Под занавес еще две цитаты касаемо интересующей нас проблемы. Первая – от автора «Malleus maleficarum», «Молота ведьм»:

«Женщины более порочны, чем мужчины. Из трех главных пороков: поверхностности, честолюбия и развращенности на один указывает самое называние ее: femina, то есть fide minor, где fide – совесть, minor – сведенная до минимума».

Вторая – от Нинон де Ланкло, которая проблему знала не из вторых рук, поскольку сама была знаменитой куртизанкой. Она сказала, как отрезала: «Любовник – всего лишь каприз тела женщины!»

Похоже, что так…

Путеводная звезда, или Куртизанка по долгу службы

(Прасковья Брюс)

– Премилый мальчонка, премилый. Это я тебе, Като, точно говорю, как перед Господом Богом клянусь. Ты не ошиблась, Като, нет, ты не ошиблась, у тебя воистину глаз-алмаз, все насквозь, даже через лосины видит.

– Ну, даже через лосины в размере-то ошибиться мудрено… но не токмо ж в одном размере дело! А вот скажи, любезен ли он? Чист ли? Затейлив ли?

– Любезен, говорю же: премилый мальчонка. Ласковенький! И чистехонек, беленький, нежненький, так и съела бы! А что до затейливости… покуда более старателен, нежели затейлив. Но переимчив, толк с него будет при должной науке. Я ему для начала кой-чего показала… так, пустячки пустяковенькие… и скажу тебе, с большой охотою перенял. Перенял, и повторил, и так в раж вошел… удержу потом не было!

– Да? Ты так вкусно рассказываешь, что мне и самой охота до смерти попробовать. А что, смотрел ли его Роджерсон? И каково нашел? Здоров ли?

– Ну, Като, неужто ж я ему далась бы, коли Роджерсон не засвидетельствовал бы телесное здравие и не дал твердого зарока, что никаких дурных хворостей за нашим красавчиком не водится?
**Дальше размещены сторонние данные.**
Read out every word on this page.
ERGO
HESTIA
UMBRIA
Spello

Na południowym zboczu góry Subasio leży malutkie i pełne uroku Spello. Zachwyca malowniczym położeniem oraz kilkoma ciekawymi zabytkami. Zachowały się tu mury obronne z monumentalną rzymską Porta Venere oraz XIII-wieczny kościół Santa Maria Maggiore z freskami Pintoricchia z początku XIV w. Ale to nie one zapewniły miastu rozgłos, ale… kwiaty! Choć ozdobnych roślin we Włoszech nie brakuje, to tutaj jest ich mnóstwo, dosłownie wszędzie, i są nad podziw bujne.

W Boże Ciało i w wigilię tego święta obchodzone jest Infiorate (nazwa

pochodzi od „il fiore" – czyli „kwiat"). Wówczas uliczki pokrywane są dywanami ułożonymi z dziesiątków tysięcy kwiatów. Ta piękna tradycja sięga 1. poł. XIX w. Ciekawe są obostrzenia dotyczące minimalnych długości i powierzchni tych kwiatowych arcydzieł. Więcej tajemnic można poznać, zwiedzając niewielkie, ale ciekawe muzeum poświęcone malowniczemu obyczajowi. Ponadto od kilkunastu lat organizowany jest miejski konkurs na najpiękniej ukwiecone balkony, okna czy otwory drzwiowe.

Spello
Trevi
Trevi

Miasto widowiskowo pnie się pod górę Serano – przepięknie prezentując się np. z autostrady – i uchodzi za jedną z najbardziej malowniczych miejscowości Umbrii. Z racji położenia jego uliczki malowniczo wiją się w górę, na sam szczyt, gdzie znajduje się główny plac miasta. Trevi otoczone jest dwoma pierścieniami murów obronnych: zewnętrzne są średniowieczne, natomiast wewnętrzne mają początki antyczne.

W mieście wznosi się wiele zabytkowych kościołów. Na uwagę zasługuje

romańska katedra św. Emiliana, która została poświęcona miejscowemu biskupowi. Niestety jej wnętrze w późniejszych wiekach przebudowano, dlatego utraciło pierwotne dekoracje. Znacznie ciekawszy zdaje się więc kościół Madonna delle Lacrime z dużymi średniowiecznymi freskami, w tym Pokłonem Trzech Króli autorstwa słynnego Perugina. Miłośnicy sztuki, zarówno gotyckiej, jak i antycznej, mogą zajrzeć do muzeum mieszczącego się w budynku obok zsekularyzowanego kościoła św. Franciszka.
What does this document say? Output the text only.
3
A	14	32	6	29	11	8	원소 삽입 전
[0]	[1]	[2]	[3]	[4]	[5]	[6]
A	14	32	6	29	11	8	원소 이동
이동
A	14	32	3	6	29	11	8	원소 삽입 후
– А подлинно красив, верно? Глаза… какие глаза! Колдовские очи! Поглядит – словно туман черный тебя так и покроет, голову одурманит. Волосы, ах, эти кудри черные… Сложение – словно у античного бога, профиль греческий, губы твердо высечены, чело беломраморное…

– Не токмо чело, но и тело у него вполне беломраморное. Хорош, по всем статям хорош мальчонка! Не пожалеешь, коли приблизишь его. Яблочко сладенькое, румяное, ах…

– Ты, Прасковья, больно уж нахваливаешь его. Вот-вот слюнки потекут! Не влюбилась ли?!

– В такого влюбиться немудрено. Но ты же знаешь, Като, я на службе – ни-ни! Да и что проку влюбляться-то? Что я против тебя? Разве я тебе соперница? Ты ж ко мне не ревнуешь? И правильно! Кабы не я, разве был бы у тебя Гришка, этот подлец? Кто его первой распробовал? Я! Помнишь, он волочился за Еленой Куракиной, любовницей Петра Иваныча Шувалова, да заодно, павиан беспутный, меня искушал? И как искушал! То груди все исщиплет, так что косыночкой декольте прикрывать приходится, то схватит в укромном уголке, зажмет – и ну целовать! Таких засосов на шее понаставит, что никакими ожерельями не прикроешь! Только бодягой и спасалась, этой бодяги у меня горничные девки чуть не бочками запасали! То поцелуев ему мало: прямо за шторкой где-нибудь поставит раком, юбки на голову забросит – и ну нажаривать! Аж ноги подгибались!

– Ты мне рассказываешь, как нажаривал Григорий? Мне? Да кто ж лучше моего знал об этом?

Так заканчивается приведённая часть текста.